United Nations High Commissioner for Human Rights Michelle Bachelet today said she was troubled by the recent trend towards moving civilian functions under the Ministry of Defence or retired military officers, and renewed reports of surveillance and harassment of human rights defenders, journalists and victims.
In her oral updates and introduction to country reports of the Secretary-General and the High Commissioner at the UN Human Rights Council’s 43rd Session, Michelle Bachelet said, she also was not convinced with the appointment of yet another Commission of Inquiry to address Sri Lanka’s human rights issues.
High Commissioner said: “I move to our update on Sri Lanka,HRC/43/19, assessing the progress made in implementing Human Rights Council resolution 30/1. I regret that the new Government has announced a very different approach to the commitments previously made in the resolution which risks setting back efforts to advance reconciliation, accountability and human rights.
“The State must work for all its people and the needs of all communities, particularly the minorities, must be acknowledged and addressed. I urge the Government to preserve and build upon the gains which have been made over the last few years. In particular, I encourage the Government to ensure the Office on Missing Persons and the Office of Reparations are provided with political and resource support.
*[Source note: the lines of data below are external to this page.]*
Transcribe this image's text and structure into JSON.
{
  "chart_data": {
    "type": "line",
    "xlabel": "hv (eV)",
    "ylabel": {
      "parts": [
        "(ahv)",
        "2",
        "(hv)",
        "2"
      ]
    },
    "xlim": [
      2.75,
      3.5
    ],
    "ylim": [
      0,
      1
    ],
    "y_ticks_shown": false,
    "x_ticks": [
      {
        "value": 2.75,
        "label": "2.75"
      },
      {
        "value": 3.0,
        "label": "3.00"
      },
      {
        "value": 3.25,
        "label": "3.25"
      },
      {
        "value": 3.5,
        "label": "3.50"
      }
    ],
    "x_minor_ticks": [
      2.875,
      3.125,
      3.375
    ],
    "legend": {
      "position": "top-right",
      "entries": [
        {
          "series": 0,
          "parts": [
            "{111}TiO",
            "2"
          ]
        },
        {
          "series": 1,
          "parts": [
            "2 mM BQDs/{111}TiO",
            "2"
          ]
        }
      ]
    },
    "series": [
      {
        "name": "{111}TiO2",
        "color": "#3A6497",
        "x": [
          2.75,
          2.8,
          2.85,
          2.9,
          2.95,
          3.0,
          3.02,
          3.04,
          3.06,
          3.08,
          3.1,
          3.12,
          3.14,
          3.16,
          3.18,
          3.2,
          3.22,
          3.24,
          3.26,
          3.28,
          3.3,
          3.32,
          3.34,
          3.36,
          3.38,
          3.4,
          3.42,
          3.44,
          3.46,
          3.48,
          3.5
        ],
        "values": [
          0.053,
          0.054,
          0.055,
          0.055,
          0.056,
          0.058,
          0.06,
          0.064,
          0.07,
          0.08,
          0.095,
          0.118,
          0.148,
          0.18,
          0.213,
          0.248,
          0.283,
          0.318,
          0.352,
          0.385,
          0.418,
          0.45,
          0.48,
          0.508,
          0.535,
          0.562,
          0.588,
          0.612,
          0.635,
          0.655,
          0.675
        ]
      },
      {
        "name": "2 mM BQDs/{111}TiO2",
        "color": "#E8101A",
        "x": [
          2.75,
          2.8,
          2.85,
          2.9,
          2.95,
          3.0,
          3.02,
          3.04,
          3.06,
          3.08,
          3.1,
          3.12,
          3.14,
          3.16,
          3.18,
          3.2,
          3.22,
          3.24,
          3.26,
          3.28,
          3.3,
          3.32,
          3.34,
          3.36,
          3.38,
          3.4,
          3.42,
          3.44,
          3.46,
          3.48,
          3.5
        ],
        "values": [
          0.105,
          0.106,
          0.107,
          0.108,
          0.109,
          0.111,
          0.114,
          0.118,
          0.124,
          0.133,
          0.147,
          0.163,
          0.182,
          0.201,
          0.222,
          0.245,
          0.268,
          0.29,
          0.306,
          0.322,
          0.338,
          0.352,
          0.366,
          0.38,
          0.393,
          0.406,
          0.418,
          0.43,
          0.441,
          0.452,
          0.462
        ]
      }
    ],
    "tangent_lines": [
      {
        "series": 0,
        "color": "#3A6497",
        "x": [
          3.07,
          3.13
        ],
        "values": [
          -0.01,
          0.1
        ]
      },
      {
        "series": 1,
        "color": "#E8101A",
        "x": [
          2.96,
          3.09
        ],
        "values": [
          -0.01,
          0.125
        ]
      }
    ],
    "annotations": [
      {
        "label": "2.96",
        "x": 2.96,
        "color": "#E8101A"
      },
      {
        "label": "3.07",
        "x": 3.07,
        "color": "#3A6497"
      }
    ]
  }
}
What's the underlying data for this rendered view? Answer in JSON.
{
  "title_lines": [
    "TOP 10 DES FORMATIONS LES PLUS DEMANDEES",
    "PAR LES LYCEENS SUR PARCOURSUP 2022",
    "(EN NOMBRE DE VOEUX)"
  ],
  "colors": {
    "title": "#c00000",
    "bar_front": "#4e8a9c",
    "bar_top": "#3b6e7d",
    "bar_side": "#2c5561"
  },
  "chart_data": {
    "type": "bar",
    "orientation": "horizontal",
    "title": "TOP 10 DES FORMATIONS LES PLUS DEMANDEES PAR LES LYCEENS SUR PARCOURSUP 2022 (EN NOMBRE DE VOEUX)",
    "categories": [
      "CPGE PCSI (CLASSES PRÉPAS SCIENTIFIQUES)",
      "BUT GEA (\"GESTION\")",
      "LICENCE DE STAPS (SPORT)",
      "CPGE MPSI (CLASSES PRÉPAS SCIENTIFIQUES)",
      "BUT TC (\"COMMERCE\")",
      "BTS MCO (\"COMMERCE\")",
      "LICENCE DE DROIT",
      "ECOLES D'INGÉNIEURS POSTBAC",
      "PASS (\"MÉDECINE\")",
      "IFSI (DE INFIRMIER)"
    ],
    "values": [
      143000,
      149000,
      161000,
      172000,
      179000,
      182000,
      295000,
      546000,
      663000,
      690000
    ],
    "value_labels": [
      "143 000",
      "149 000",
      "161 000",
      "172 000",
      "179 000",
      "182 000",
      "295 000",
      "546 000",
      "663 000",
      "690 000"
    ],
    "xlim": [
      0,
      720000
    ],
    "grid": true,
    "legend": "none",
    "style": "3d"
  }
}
The families of missing persons from all communities deserve justice and redress.
“Sri Lanka’s independent institutions, strengthened under the 19th Constitutional Amendment, are a key pillar in its democratic structure. And the space for civil society and independent media should be protected. I am therefore troubled by the recent trend towards moving civilian functions under the Ministry of Defence or retired military officers, and renewed reports of surveillance and harassment of human rights defenders, journalists and victims. The increasing levels of hate speech, and security and policy measures appear to be discriminately and disproportionately directed against minorities, both Tamil and Muslim.
“The fundamental problem remains that Sri Lanka has still not addressed impunity for past violations, nor undertaken the security sector reforms needed to address their drivers and enablers. Systemic barriers that continue to exist within the criminal justice system remain an impediment to real justice. Domestic processes have consistently failed to deliver accountability in the past and I am not convinced the appointment of yet another Commission of Inquiry will advance this agenda. As a result, victims remain denied justice and Sri Lankans from all communities have no guarantee that past patterns of human rights violations will not recur.
“I urge the Council to remain alert to this situation in terms of prevention and to explore all possible avenues for advancing accountability.”